Het is alweer tijd voor het laatste artikel van deze themaweek! Ik heb besloten om volgende week weer gewoon over andere zaken te gaan schrijven, misschien maak ik later nog wel eens een themaweek over dit – en natuurlijk ook over andere! – onderwerp. Vandaag gaat het over het getal zeven.
Zoals je misschien wel weet, is zeven in de Bijbel het getal van de volheid. Het getal komt heel vaak voor in de Bijbel, bijvoorbeeld in Openbaringen – de maat is vol, God maakt een einde aan de huidige wereld – waar er 7 engelen zijn met 7 bazuinen en 7 laatste plagen.
Ook als het gaat om vergeving zien we dat zeven het volmaakte, het complete getal is. Het maakt alles af: we moeten elkaar niet 7 maal vergeven (zoals in het Oude Testament staat) maar 7 maal 70 keer, zegt Jezus. Dat betekent niet gewoon 490 keer, maar het gaat om de volheid van het getal zeven en zeventig: we moeten elkaar iedere keer opnieuw vergeven, want God doet dat ook als je berouw toont over je zonden, over de dingen die je fout doet. Zo vergeven we ook elkaar als er spijt wordt getoond.
De zevende dag luidde tijdens de schepping een periode van rust in. Op de zevende dag rustte God uit van het werk dat Hij gedaan had: Hij had de hemel en de aarde met alles erop en eraan gemaakt en rustte daarvan uit toen Hij klaar was. In de Bijbel komt een periode, een cyclus, van zeven dagen, weken of jaren ook regelmatig voor. Zo bestond er in Israël het sabbatsjaar: na zes jaar het land bewerkt te hebben, moesten de Israëlieten het land in het zevende jaar rust gunnen zodat ze in het volgende jaar weer opnieuw konden bewerken en het land niet uitgeput raakte.

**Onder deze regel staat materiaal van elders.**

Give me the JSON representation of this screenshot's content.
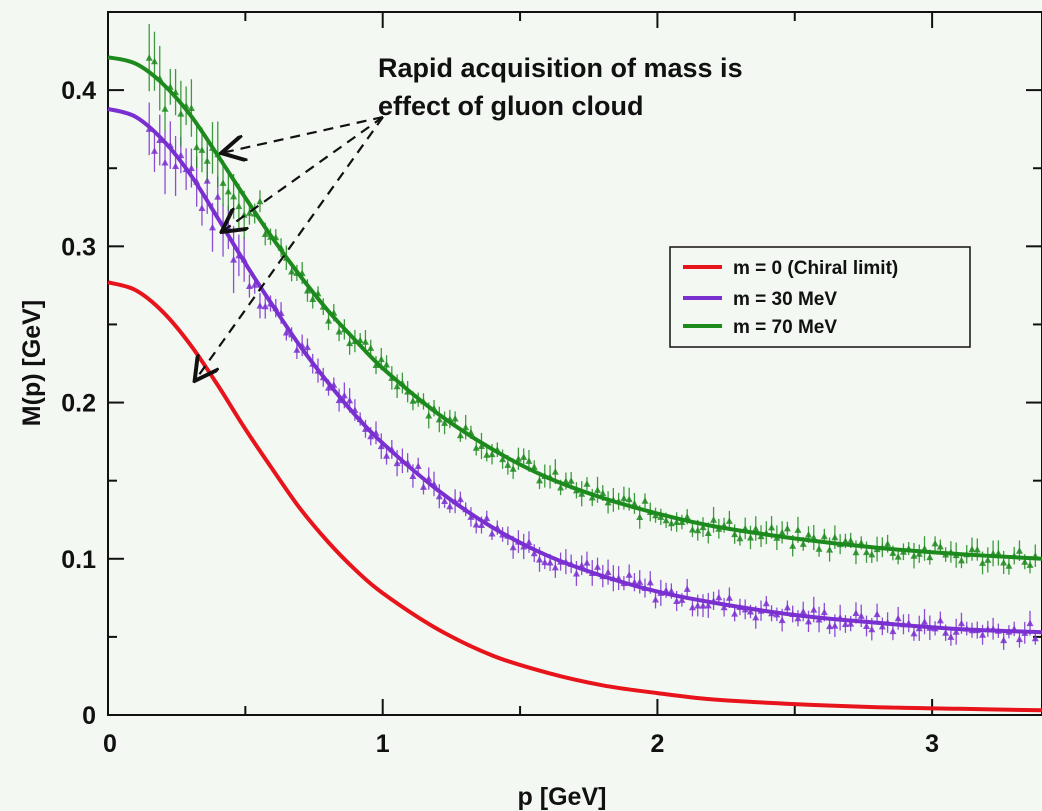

Tevens was er een jubeljaar in Israël: na 7 keer 7 jaar (49 jaar dus) was er een jubeljaar. Ook feesten in de Bijbel nemen vaak zeven dagen in beslag, waaronder ook bruiloften. Pasen viel in de zevende maand van het Hebreeuwse jaar en Pinksteren was weer 7 weken na Pasen. We zien steeds het getal zeven terugkomen: volmaaktheid. Het maakt een periode compleet en daarna kun je weer met een schone lei beginnen als het ware. Je mag rust nemen op de zevende dag en daarna kun je er weer tegenaan.

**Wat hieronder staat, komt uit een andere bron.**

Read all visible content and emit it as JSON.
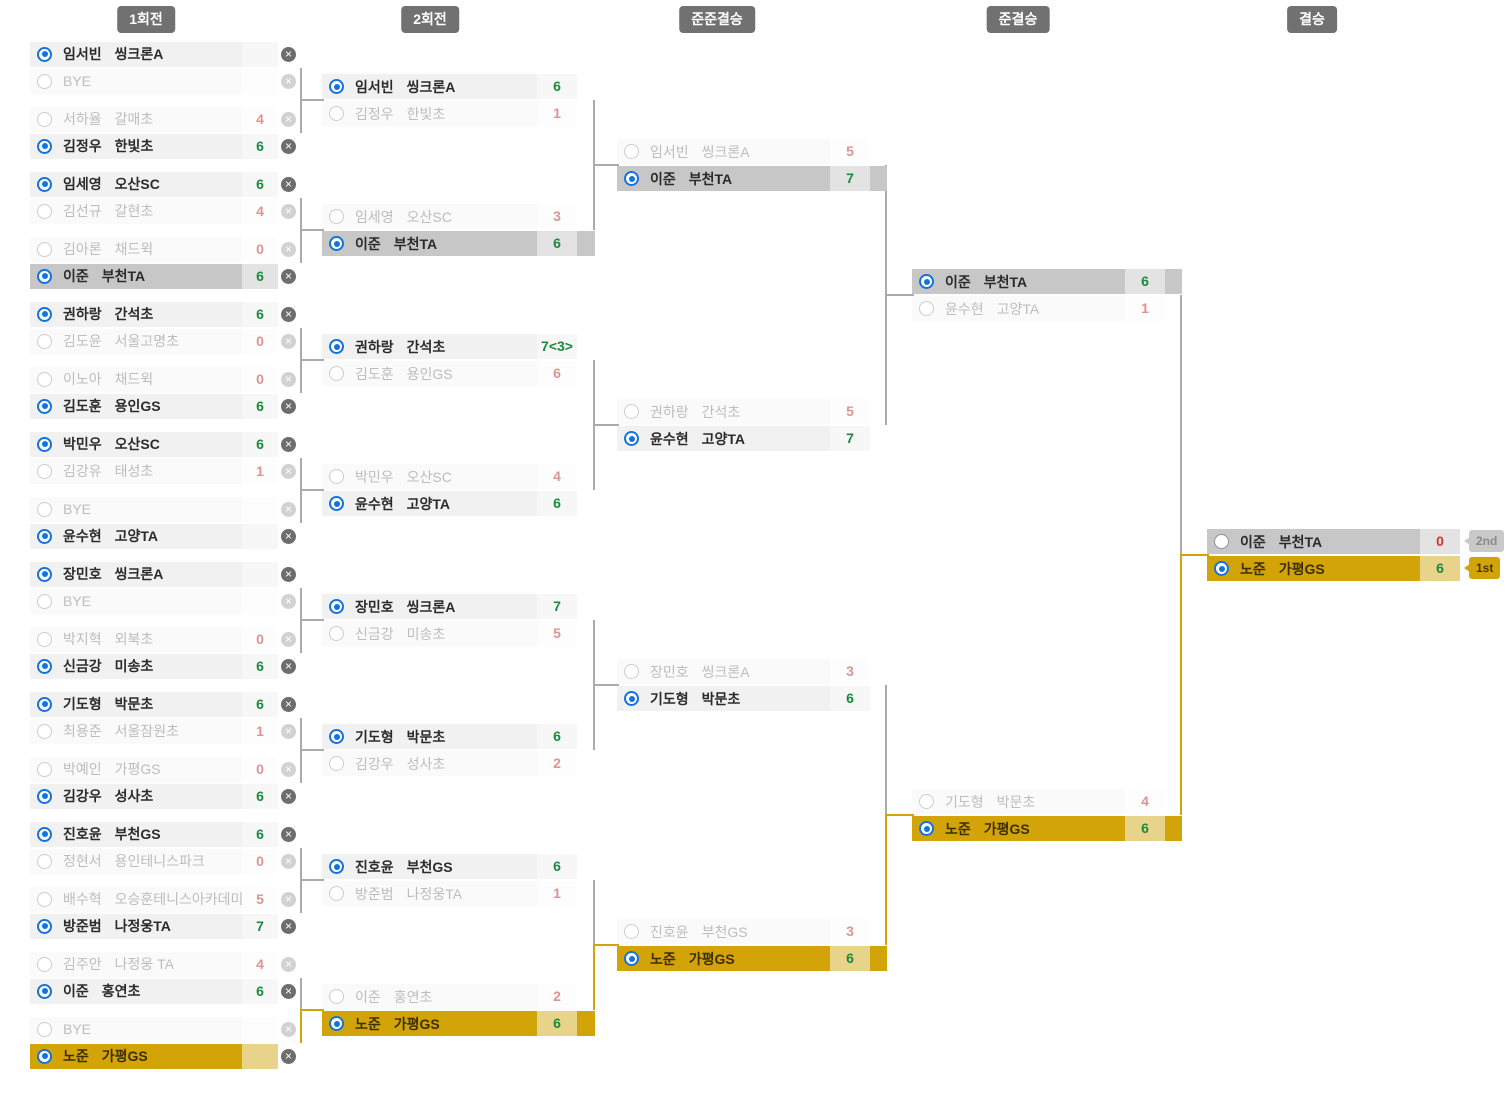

Tenslotte nog één voorbeeld: eerstgeboren mensen (én dieren!) bleven zeven dagen bij de moeder voordat ze aan God gewijd werden (opgedragen). Jongetjes werden op de achtste dag besneden en dan kregen ze ook een naam. Later werd ontdekt dat dit geneeskundig, lichamelijk, gezien de meest geschikte dag is om iemand te besnijden: dan stolt het bloed van een jongetje namelijk het snelst en heeft hij er het minste last van. Hij herstelt dan het snelst. Bijzonder hè!
Hiermee sluit ik deze themaweek over getallen in de Bijbel af. Het getal 7 maakt het compleet, haha! Ik hoop dat jullie het net zo leuk en interessant vonden als ik! Voor herhaling vatbaar? En heb je nog tips voor een onderwerp voor een volgende themaweek? Laat het dan weten, vind ik leuk!